H&R Block, slammed over the past year by exposure to risky mortgages, reported a bigger-than-expected quarterly loss Tuesday after shutting down its Option One Mortgage subprime lender.
The net worth of the No. 1 U.S. tax preparer has plummeted in recent months, potentially putting H&R Block in violation of bank covenants, said Kathleen Shanley, an analyst at GimmeCredit, an independent fixed-income research firm.
H&R Block said the results for the second quarter that ended Oct. 31 were preliminary as it had to delay the official release of its financial report after hiring a new accounting firm, Deloitte & Touche LLP, late in the period.

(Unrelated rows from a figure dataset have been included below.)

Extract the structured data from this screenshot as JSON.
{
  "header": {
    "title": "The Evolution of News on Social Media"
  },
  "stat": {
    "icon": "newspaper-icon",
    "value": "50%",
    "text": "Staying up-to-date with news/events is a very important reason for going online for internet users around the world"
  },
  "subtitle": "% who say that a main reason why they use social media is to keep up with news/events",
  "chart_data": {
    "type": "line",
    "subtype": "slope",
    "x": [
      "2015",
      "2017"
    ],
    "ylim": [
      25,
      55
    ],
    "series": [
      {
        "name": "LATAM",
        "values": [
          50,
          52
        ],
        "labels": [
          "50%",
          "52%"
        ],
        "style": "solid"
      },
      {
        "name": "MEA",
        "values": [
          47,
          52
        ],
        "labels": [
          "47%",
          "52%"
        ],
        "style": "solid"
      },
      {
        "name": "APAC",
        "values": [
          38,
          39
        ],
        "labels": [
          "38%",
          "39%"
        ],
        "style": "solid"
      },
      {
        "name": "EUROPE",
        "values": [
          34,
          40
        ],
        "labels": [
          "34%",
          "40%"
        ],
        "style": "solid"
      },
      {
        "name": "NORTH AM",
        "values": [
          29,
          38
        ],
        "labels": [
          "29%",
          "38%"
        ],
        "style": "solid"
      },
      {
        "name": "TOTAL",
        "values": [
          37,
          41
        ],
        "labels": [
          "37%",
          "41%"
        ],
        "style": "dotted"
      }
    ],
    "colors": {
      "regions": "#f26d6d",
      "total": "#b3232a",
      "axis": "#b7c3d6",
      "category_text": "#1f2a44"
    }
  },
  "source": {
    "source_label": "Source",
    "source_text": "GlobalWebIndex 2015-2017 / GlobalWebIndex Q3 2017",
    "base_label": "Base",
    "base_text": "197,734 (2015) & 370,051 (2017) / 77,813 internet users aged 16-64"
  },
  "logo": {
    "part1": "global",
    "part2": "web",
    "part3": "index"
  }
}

"The delay is convenient for (H&R Block) because it gives the company a few more days to figure out what to say about the fact that it is evidently in violation of its bank covenants," Shanley said in a research note. "The company's bank credit lines require it to maintain an adjusted net worth of at least $650 million."
The company said shareholders' equity, or net worth, in H&R Block now stands at $544.3 million, down from $1.4 billion at the end of April.
The company also said fiscal 2008 earnings would come in toward the lower end of its previous outlook of $1.35 to $1.45 per share from continuing operations because of higher borrowing costs. The company's stock was down 1.7 percent at $19.62 in morning trade on the New York Stock Exchange.
Executives said they were working on realigning the cost structure at what will be a smaller company without Option One.
During the first two quarters of fiscal 2008, H&R Block burned through nearly $535 million, according to a preliminary cash flow statement. So far, net cash used in operating activities has been $942.1 million.
That leaves H&R Block with $387 million in cash and cash equivalents, down from $922 million six months ago, the company said.
The past month has been a tumultuous one for the Kansas City, Missouri-based company. Mark Ernst resigned as chairman and chief executive in late November. Richard C. Breeden, who leads an investment fund that is a major investor, was elected chairman after pushing for sweeping changes.
Then on Dec. 4, H&R Block said a deal for Cerberus Capital Management to buy Option One had collapsed, leading to the shutdown of the subprime lender. Escalating subprime mortgage defaults throughout the United States have torn up a lending industry that relaxed standards to expand the market of making loans to people with weak credit.
Preliminary results show H&R Block's second-quarter net loss from continuing operations widening to $136.1 million, or 42 cents a share, from $121 million, or 38 cents a share, a year earlier. On that basis, analysts on average were expecting a loss of 35 cents a share, according to Reuters Estimates.
The company said it typically lost money in its fiscal first and second quarters because of the seasonality of its tax and business services.
Including discontinued operations, H&R Block expects its second-quarter net loss to widen to $502.3 million, or $1.55 per share, from $156.5 million, or 49 cents per share.
The results include a loss of $366.2 million, or $1.13 per share, from discontinued operations. Much of that consists of a $252 million net loss on the sale of $3 billion in whole mortgage loans by the company or related mortgage trusts.
"While we incurred a painful loss in exiting these positions, we determined to take our lumps and move forward," Breeden said in a statement.
At Monday's close, the company's stock had fallen 13 percent this year.
The company's shares and reputation have been battered as a 10-year foray into mortgages backfired and ultimately resulted in the ouster of Ernst.
As part of shuttering Option One, H&R Block said last week that it would cease making loans and fire more than 600 people after an April deal to sell the unit to Cerberus fell apart.
Meanwhile, H&R Block said second-quarter revenue from continuing operations rose 10 percent to $434.8 million. But surging operating costs more than offset that gain.
For fiscal 2007, H&R Block and its subsidiaries reported $4 billion in revenue and $374.3 million in net income from continuing operations.